Gelirler bildiğiniz gibi…

Bütçenin gelirler tarafında, 2023 yılındaki bütçe geliri artışlarının, harcamalardaki artışa paralel biçimde, yüzde 42 olması hedefleniyor.  Bu gelirlerin yüzde 82'sinden fazlası vergi gelirlerinden, bunun da yaklaşık yüzde 43'ü 'gelir, kazanç ve mülkiyet gelirleri' olarak sınıflandırılan dolaysız vergilerden, kalan yüzde 57'si KDV ve ÖTV ağırlıklı olmak üzere halktan alınan dolaylı vergilerden oluşuyor. (5)

Dolaysız vergiler içinde, asgari ücretin vergi dışı bırakılmasından ötürü, ilk kez Gelir Vergisinin payı düşerken, Kurumlar Vergisinin payı (2023 yılında ödenecek 639 milyar TL ile) yüzde 56'lık bir ağırlığa ulaşıyor.
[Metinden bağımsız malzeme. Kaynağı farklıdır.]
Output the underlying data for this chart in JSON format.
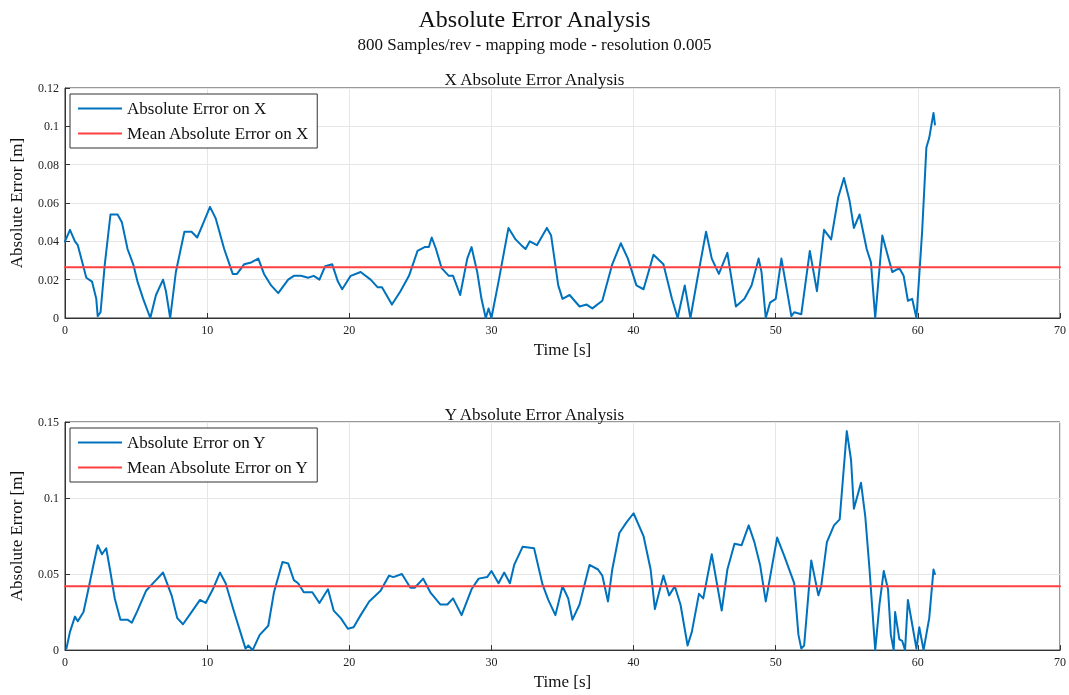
{
  "chart_data": [
    {
      "type": "line",
      "title": "X Absolute Error Analysis",
      "annotations": [
        "Absolute Error Analysis",
        "800 Samples/rev - mapping mode - resolution 0.005"
      ],
      "xlabel": "Time [s]",
      "ylabel": "Absolute Error [m]",
      "xlim": [
        0,
        70
      ],
      "xticks": [
        0,
        10,
        20,
        30,
        40,
        50,
        60,
        70
      ],
      "ylim": [
        0,
        0.12
      ],
      "yticks": [
        0,
        0.02,
        0.04,
        0.06,
        0.08,
        0.1,
        0.12
      ],
      "grid": true,
      "legend": "top left",
      "series": [
        {
          "name": "Absolute Error on X",
          "color": "#0072bd",
          "x": [
            0,
            0.35,
            0.7,
            0.9,
            1.5,
            1.9,
            2.2,
            2.3,
            2.5,
            2.8,
            3.2,
            3.7,
            4.0,
            4.4,
            4.8,
            5.1,
            5.5,
            6.0,
            6.4,
            6.9,
            7.1,
            7.4,
            7.8,
            8.4,
            8.9,
            9.3,
            9.7,
            10.2,
            10.6,
            11.2,
            11.8,
            12.1,
            12.6,
            13.1,
            13.6,
            14.0,
            14.5,
            15.0,
            15.7,
            16.1,
            16.6,
            17.1,
            17.5,
            17.9,
            18.3,
            18.8,
            19.2,
            19.5,
            20.1,
            20.8,
            21.5,
            22.0,
            22.3,
            23.0,
            23.6,
            24.2,
            24.8,
            25.3,
            25.6,
            25.8,
            26.1,
            26.5,
            27.0,
            27.3,
            27.8,
            28.3,
            28.6,
            29.0,
            29.3,
            29.6,
            29.8,
            30.0,
            30.5,
            31.2,
            31.7,
            32.1,
            32.4,
            32.7,
            33.2,
            33.9,
            34.2,
            34.7,
            35.0,
            35.5,
            36.2,
            36.7,
            37.1,
            37.8,
            38.5,
            39.1,
            39.6,
            40.2,
            40.7,
            41.4,
            42.1,
            42.7,
            43.1,
            43.6,
            44.0,
            44.5,
            45.1,
            45.5,
            46.0,
            46.6,
            47.2,
            47.8,
            48.3,
            48.8,
            49.0,
            49.3,
            49.6,
            50.0,
            50.4,
            50.8,
            51.1,
            51.3,
            51.8,
            52.4,
            52.9,
            53.4,
            53.9,
            54.4,
            54.8,
            55.2,
            55.5,
            55.9,
            56.4,
            56.7,
            57.0,
            57.5,
            58.2,
            58.7,
            59.0,
            59.3,
            59.6,
            59.9,
            60.3,
            60.6,
            60.8,
            61.1,
            61.2
          ],
          "values": [
            0.04,
            0.046,
            0.04,
            0.038,
            0.021,
            0.019,
            0.01,
            0.001,
            0.003,
            0.028,
            0.054,
            0.054,
            0.05,
            0.036,
            0.028,
            0.019,
            0.01,
            0,
            0.012,
            0.02,
            0.014,
            0,
            0.024,
            0.045,
            0.045,
            0.042,
            0.049,
            0.058,
            0.052,
            0.036,
            0.023,
            0.023,
            0.028,
            0.029,
            0.031,
            0.023,
            0.017,
            0.013,
            0.02,
            0.022,
            0.022,
            0.021,
            0.022,
            0.02,
            0.027,
            0.028,
            0.019,
            0.015,
            0.022,
            0.024,
            0.02,
            0.016,
            0.016,
            0.007,
            0.014,
            0.022,
            0.035,
            0.037,
            0.037,
            0.042,
            0.036,
            0.026,
            0.022,
            0.022,
            0.012,
            0.031,
            0.037,
            0.024,
            0.01,
            0,
            0.005,
            0,
            0.019,
            0.047,
            0.041,
            0.038,
            0.036,
            0.04,
            0.038,
            0.047,
            0.043,
            0.017,
            0.01,
            0.012,
            0.006,
            0.007,
            0.005,
            0.009,
            0.028,
            0.039,
            0.031,
            0.017,
            0.015,
            0.033,
            0.028,
            0.01,
            0,
            0.017,
            0,
            0.021,
            0.045,
            0.031,
            0.023,
            0.034,
            0.006,
            0.01,
            0.017,
            0.031,
            0.024,
            0,
            0.008,
            0.01,
            0.031,
            0.014,
            0.001,
            0.003,
            0.002,
            0.035,
            0.014,
            0.046,
            0.041,
            0.063,
            0.073,
            0.061,
            0.047,
            0.054,
            0.036,
            0.029,
            0,
            0.043,
            0.024,
            0.026,
            0.022,
            0.009,
            0.01,
            0,
            0.045,
            0.089,
            0.094,
            0.107,
            0.101
          ]
        },
        {
          "name": "Mean Absolute Error on X",
          "color": "#ff4040",
          "x": [
            0,
            70
          ],
          "values": [
            0.0265,
            0.0265
          ]
        }
      ]
    },
    {
      "type": "line",
      "title": "Y Absolute Error Analysis",
      "xlabel": "Time [s]",
      "ylabel": "Absolute Error [m]",
      "xlim": [
        0,
        70
      ],
      "xticks": [
        0,
        10,
        20,
        30,
        40,
        50,
        60,
        70
      ],
      "ylim": [
        0,
        0.15
      ],
      "yticks": [
        0,
        0.05,
        0.1,
        0.15
      ],
      "grid": true,
      "legend": "top left",
      "series": [
        {
          "name": "Absolute Error on Y",
          "color": "#0072bd",
          "x": [
            0.1,
            0.35,
            0.7,
            0.9,
            1.3,
            1.6,
            2.0,
            2.3,
            2.6,
            2.9,
            3.2,
            3.5,
            3.9,
            4.4,
            4.7,
            5.1,
            5.7,
            6.3,
            6.9,
            7.5,
            7.9,
            8.3,
            8.9,
            9.5,
            9.9,
            10.4,
            10.9,
            11.3,
            11.9,
            12.4,
            12.7,
            12.9,
            13.2,
            13.7,
            14.3,
            14.7,
            15.3,
            15.7,
            16.1,
            16.4,
            16.8,
            17.4,
            17.9,
            18.5,
            18.9,
            19.4,
            19.9,
            20.3,
            20.8,
            21.4,
            22.2,
            22.8,
            23.1,
            23.7,
            24.3,
            24.6,
            25.2,
            25.7,
            26.4,
            26.9,
            27.3,
            27.9,
            28.6,
            29.1,
            29.7,
            30.0,
            30.5,
            30.9,
            31.3,
            31.6,
            32.2,
            33.0,
            33.6,
            34.0,
            34.5,
            35.0,
            35.4,
            35.7,
            36.2,
            36.9,
            37.5,
            37.8,
            38.2,
            38.5,
            39.0,
            39.5,
            40.0,
            40.7,
            41.2,
            41.5,
            42.1,
            42.5,
            42.9,
            43.3,
            43.8,
            44.1,
            44.6,
            44.9,
            45.5,
            46.2,
            46.6,
            47.1,
            47.6,
            48.1,
            48.5,
            48.9,
            49.3,
            50.1,
            50.6,
            51.3,
            51.6,
            51.8,
            52.0,
            52.5,
            53.0,
            53.2,
            53.6,
            54.1,
            54.5,
            55.0,
            55.3,
            55.5,
            56.0,
            56.3,
            56.6,
            57.0,
            57.3,
            57.6,
            57.9,
            58.1,
            58.3,
            58.4,
            58.7,
            58.9,
            59.1,
            59.3,
            59.6,
            59.9,
            60.1,
            60.4,
            60.8,
            61.1,
            61.2
          ],
          "values": [
            0.001,
            0.012,
            0.022,
            0.019,
            0.025,
            0.038,
            0.056,
            0.069,
            0.063,
            0.067,
            0.051,
            0.034,
            0.02,
            0.02,
            0.018,
            0.026,
            0.039,
            0.045,
            0.051,
            0.036,
            0.021,
            0.017,
            0.025,
            0.033,
            0.031,
            0.04,
            0.051,
            0.044,
            0.025,
            0.01,
            0.001,
            0.003,
            0,
            0.01,
            0.016,
            0.038,
            0.058,
            0.057,
            0.046,
            0.044,
            0.038,
            0.038,
            0.031,
            0.04,
            0.026,
            0.021,
            0.014,
            0.015,
            0.023,
            0.032,
            0.039,
            0.049,
            0.048,
            0.05,
            0.041,
            0.041,
            0.047,
            0.038,
            0.03,
            0.03,
            0.034,
            0.023,
            0.04,
            0.047,
            0.048,
            0.052,
            0.044,
            0.051,
            0.044,
            0.056,
            0.068,
            0.067,
            0.043,
            0.033,
            0.023,
            0.042,
            0.034,
            0.02,
            0.03,
            0.056,
            0.053,
            0.049,
            0.032,
            0.053,
            0.077,
            0.084,
            0.09,
            0.075,
            0.053,
            0.027,
            0.049,
            0.036,
            0.042,
            0.03,
            0.003,
            0.012,
            0.037,
            0.034,
            0.063,
            0.026,
            0.053,
            0.07,
            0.069,
            0.082,
            0.071,
            0.056,
            0.032,
            0.074,
            0.062,
            0.044,
            0.01,
            0.001,
            0.003,
            0.059,
            0.036,
            0.042,
            0.071,
            0.082,
            0.086,
            0.144,
            0.125,
            0.093,
            0.11,
            0.088,
            0.053,
            0,
            0.03,
            0.052,
            0.04,
            0.01,
            0,
            0.025,
            0.007,
            0.006,
            0,
            0.033,
            0.017,
            0.001,
            0.015,
            0,
            0.021,
            0.053,
            0.05
          ]
        },
        {
          "name": "Mean Absolute Error on Y",
          "color": "#ff4040",
          "x": [
            0,
            70
          ],
          "values": [
            0.042,
            0.042
          ]
        }
      ]
    }
  ]
}
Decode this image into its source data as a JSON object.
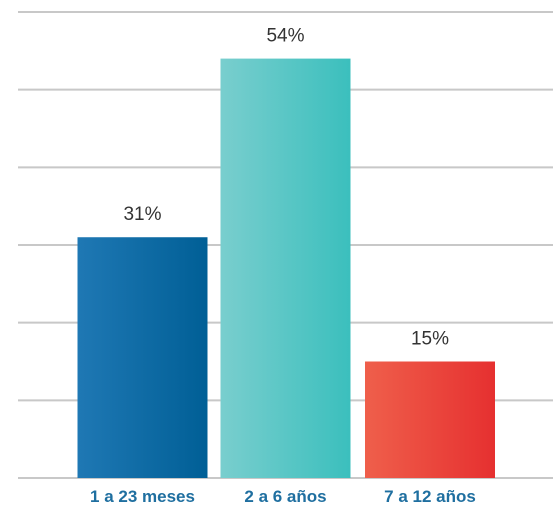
{
  "chart_data": {
    "type": "bar",
    "categories": [
      "1 a 23 meses",
      "2 a 6 años",
      "7 a 12 años"
    ],
    "values": [
      31,
      54,
      15
    ],
    "value_labels": [
      "31%",
      "54%",
      "15%"
    ],
    "ylim": [
      0,
      60
    ],
    "grid": true,
    "title": "",
    "xlabel": "",
    "ylabel": "",
    "colors": [
      [
        "#1f78b4",
        "#005f96"
      ],
      [
        "#79cece",
        "#3bbfbd"
      ],
      [
        "#ef5f4b",
        "#e63030"
      ]
    ],
    "category_label_color": "#1f6fa0"
  }
}
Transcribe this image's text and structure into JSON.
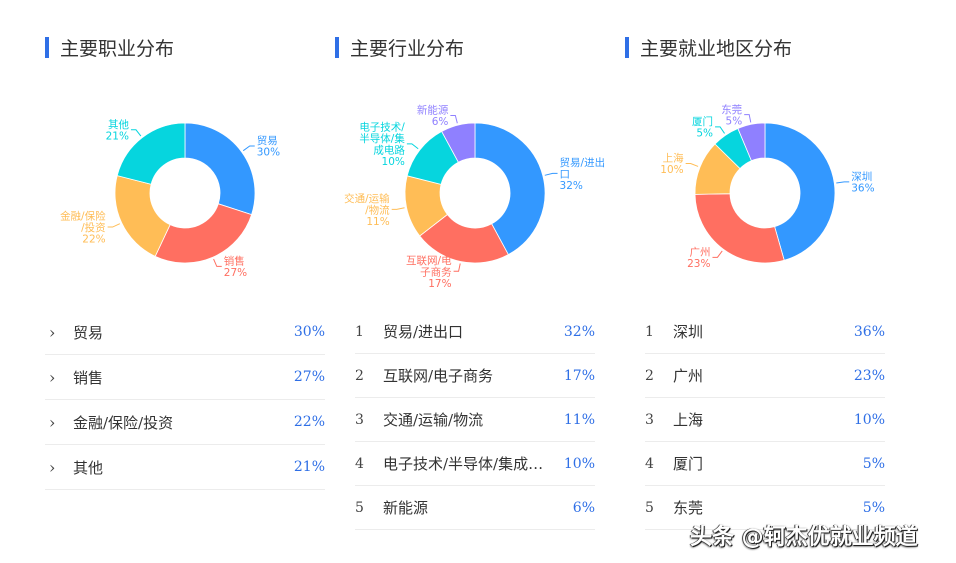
{
  "palette": {
    "accent": "#2f6fe6",
    "slice_colors": [
      "#3398ff",
      "#ff6f61",
      "#ffbd56",
      "#06d5de",
      "#8f80ff"
    ]
  },
  "panels": [
    {
      "title": "主要职业分布",
      "list_style": "chevron",
      "items": [
        {
          "label": "贸易",
          "pct": "30%"
        },
        {
          "label": "销售",
          "pct": "27%"
        },
        {
          "label": "金融/保险/投资",
          "pct": "22%"
        },
        {
          "label": "其他",
          "pct": "21%"
        }
      ]
    },
    {
      "title": "主要行业分布",
      "list_style": "numbered",
      "items": [
        {
          "rank": "1",
          "label": "贸易/进出口",
          "pct": "32%"
        },
        {
          "rank": "2",
          "label": "互联网/电子商务",
          "pct": "17%"
        },
        {
          "rank": "3",
          "label": "交通/运输/物流",
          "pct": "11%"
        },
        {
          "rank": "4",
          "label": "电子技术/半导体/集成…",
          "pct": "10%"
        },
        {
          "rank": "5",
          "label": "新能源",
          "pct": "6%"
        }
      ]
    },
    {
      "title": "主要就业地区分布",
      "list_style": "numbered",
      "items": [
        {
          "rank": "1",
          "label": "深圳",
          "pct": "36%"
        },
        {
          "rank": "2",
          "label": "广州",
          "pct": "23%"
        },
        {
          "rank": "3",
          "label": "上海",
          "pct": "10%"
        },
        {
          "rank": "4",
          "label": "厦门",
          "pct": "5%"
        },
        {
          "rank": "5",
          "label": "东莞",
          "pct": "5%"
        }
      ]
    }
  ],
  "chart_data": [
    {
      "type": "pie",
      "variant": "donut",
      "title": "主要职业分布",
      "categories": [
        "贸易",
        "销售",
        "金融/保险/投资",
        "其他"
      ],
      "values": [
        30,
        27,
        22,
        21
      ],
      "label_lines": [
        [
          "贸易",
          "30%"
        ],
        [
          "销售",
          "27%"
        ],
        [
          "金融/保险",
          "/投资",
          "22%"
        ],
        [
          "其他",
          "21%"
        ]
      ],
      "colors": [
        "#3398ff",
        "#ff6f61",
        "#ffbd56",
        "#06d5de"
      ]
    },
    {
      "type": "pie",
      "variant": "donut",
      "title": "主要行业分布",
      "categories": [
        "贸易/进出口",
        "互联网/电子商务",
        "交通/运输/物流",
        "电子技术/半导体/集成电路",
        "新能源"
      ],
      "values": [
        32,
        17,
        11,
        10,
        6
      ],
      "label_lines": [
        [
          "贸易/进出",
          "口",
          "32%"
        ],
        [
          "互联网/电",
          "子商务",
          "17%"
        ],
        [
          "交通/运输",
          "/物流",
          "11%"
        ],
        [
          "电子技术/",
          "半导体/集",
          "成电路",
          "10%"
        ],
        [
          "新能源",
          "6%"
        ]
      ],
      "colors": [
        "#3398ff",
        "#ff6f61",
        "#ffbd56",
        "#06d5de",
        "#8f80ff"
      ]
    },
    {
      "type": "pie",
      "variant": "donut",
      "title": "主要就业地区分布",
      "categories": [
        "深圳",
        "广州",
        "上海",
        "厦门",
        "东莞"
      ],
      "values": [
        36,
        23,
        10,
        5,
        5
      ],
      "label_lines": [
        [
          "深圳",
          "36%"
        ],
        [
          "广州",
          "23%"
        ],
        [
          "上海",
          "10%"
        ],
        [
          "厦门",
          "5%"
        ],
        [
          "东莞",
          "5%"
        ]
      ],
      "colors": [
        "#3398ff",
        "#ff6f61",
        "#ffbd56",
        "#06d5de",
        "#8f80ff"
      ]
    }
  ],
  "watermark": "头条 @轲杰优就业频道"
}
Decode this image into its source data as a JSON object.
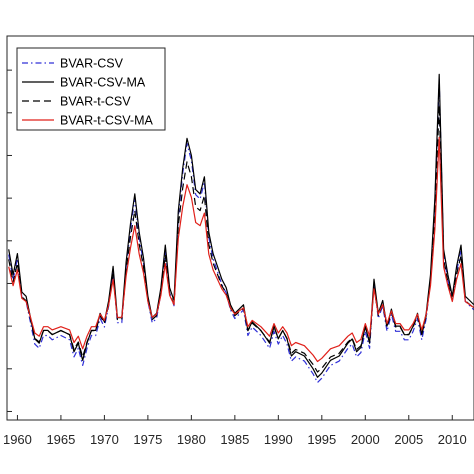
{
  "chart_data": {
    "type": "line",
    "xlim": [
      1958.8,
      2012.5
    ],
    "ylim": [
      -1.2,
      7.8
    ],
    "x_ticks": [
      1960,
      1965,
      1970,
      1975,
      1980,
      1985,
      1990,
      1995,
      2000,
      2005,
      2010
    ],
    "x_tick_labels": [
      "1960",
      "1965",
      "1970",
      "1975",
      "1980",
      "1985",
      "1990",
      "1995",
      "2000",
      "2005",
      "2010"
    ],
    "y_ticks": [
      -1,
      0,
      1,
      2,
      3,
      4,
      5,
      6,
      7
    ],
    "grid": false,
    "legend_position": "top-left",
    "base_series": {
      "x": [
        1959.0,
        1959.5,
        1960.0,
        1960.5,
        1961.0,
        1961.5,
        1962.0,
        1962.5,
        1963.0,
        1963.5,
        1964.0,
        1965.0,
        1966.0,
        1966.5,
        1967.0,
        1967.5,
        1968.0,
        1968.5,
        1969.0,
        1969.5,
        1970.0,
        1970.5,
        1971.0,
        1971.5,
        1972.0,
        1972.5,
        1973.0,
        1973.5,
        1974.0,
        1974.5,
        1975.0,
        1975.5,
        1976.0,
        1976.5,
        1977.0,
        1977.5,
        1978.0,
        1978.5,
        1979.0,
        1979.5,
        1980.0,
        1980.5,
        1981.0,
        1981.5,
        1982.0,
        1982.5,
        1983.0,
        1983.5,
        1984.0,
        1984.5,
        1985.0,
        1985.5,
        1986.0,
        1986.5,
        1987.0,
        1988.0,
        1989.0,
        1989.5,
        1990.0,
        1990.5,
        1991.0,
        1991.5,
        1992.0,
        1993.0,
        1994.0,
        1994.5,
        1995.0,
        1996.0,
        1997.0,
        1998.0,
        1998.5,
        1999.0,
        1999.5,
        2000.0,
        2000.5,
        2001.0,
        2001.5,
        2002.0,
        2002.5,
        2003.0,
        2003.5,
        2004.0,
        2004.5,
        2005.0,
        2005.5,
        2006.0,
        2006.5,
        2007.0,
        2007.5,
        2008.0,
        2008.5,
        2009.0,
        2009.5,
        2010.0,
        2010.5,
        2011.0,
        2011.5,
        2012.0,
        2012.5
      ],
      "y": [
        2.8,
        2.2,
        2.7,
        1.8,
        1.7,
        1.2,
        0.7,
        0.6,
        0.9,
        0.9,
        0.8,
        0.9,
        0.8,
        0.4,
        0.6,
        0.2,
        0.6,
        0.9,
        0.9,
        1.3,
        1.1,
        1.6,
        2.4,
        1.2,
        1.2,
        2.5,
        3.4,
        4.1,
        3.2,
        2.6,
        1.7,
        1.2,
        1.3,
        1.9,
        2.9,
        1.9,
        1.6,
        3.7,
        4.7,
        5.4,
        5.0,
        4.2,
        4.1,
        4.5,
        3.2,
        2.7,
        2.4,
        2.1,
        1.9,
        1.5,
        1.3,
        1.4,
        1.5,
        0.9,
        1.1,
        0.9,
        0.6,
        1.0,
        0.7,
        0.9,
        0.7,
        0.3,
        0.4,
        0.3,
        0.0,
        -0.2,
        -0.1,
        0.2,
        0.3,
        0.6,
        0.7,
        0.4,
        0.5,
        1.0,
        0.6,
        2.1,
        1.3,
        1.6,
        1.0,
        1.4,
        1.0,
        1.0,
        0.8,
        0.8,
        1.0,
        1.3,
        0.8,
        1.3,
        2.2,
        4.0,
        6.9,
        2.8,
        2.2,
        1.7,
        2.4,
        2.9,
        1.7,
        1.6,
        1.5
      ]
    },
    "series": [
      {
        "name": "BVAR-CSV",
        "color": "#3030d8",
        "dash": "dash-dot",
        "scale": 1.0,
        "offset": -0.12
      },
      {
        "name": "BVAR-CSV-MA",
        "color": "#000000",
        "dash": "solid",
        "scale": 1.0,
        "offset": 0.0
      },
      {
        "name": "BVAR-t-CSV",
        "color": "#000000",
        "dash": "dashed",
        "scale": 0.88,
        "offset": 0.1
      },
      {
        "name": "BVAR-t-CSV-MA",
        "color": "#e0201a",
        "dash": "solid",
        "scale": 0.74,
        "offset": 0.32
      }
    ]
  }
}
Ancak bu durum sermayedarların vergi yükünün gerçekte arttığı anlamına gelmiyor zira 1 milyonu aşkın Kurumlar Vergisi mükellefi içinde, Merkez Bankası, Ziraat Bankası, Halk Bankası gibi kamu kurumlarının başını çektiği en büyük 100 şirket bu verginin üçte birinden fazlasını, geri kalan yaklaşık 1 milyondan fazla şirket ise üçte ikisini ödüyor.

Ayrıca Bütçe Kanun Teklifine göre bu kurumlardan gelecek yıl 'vergi harcamaları' adı altında 281 milyar TL'lik bir verginin alınmasından vazgeçiliyor. (6)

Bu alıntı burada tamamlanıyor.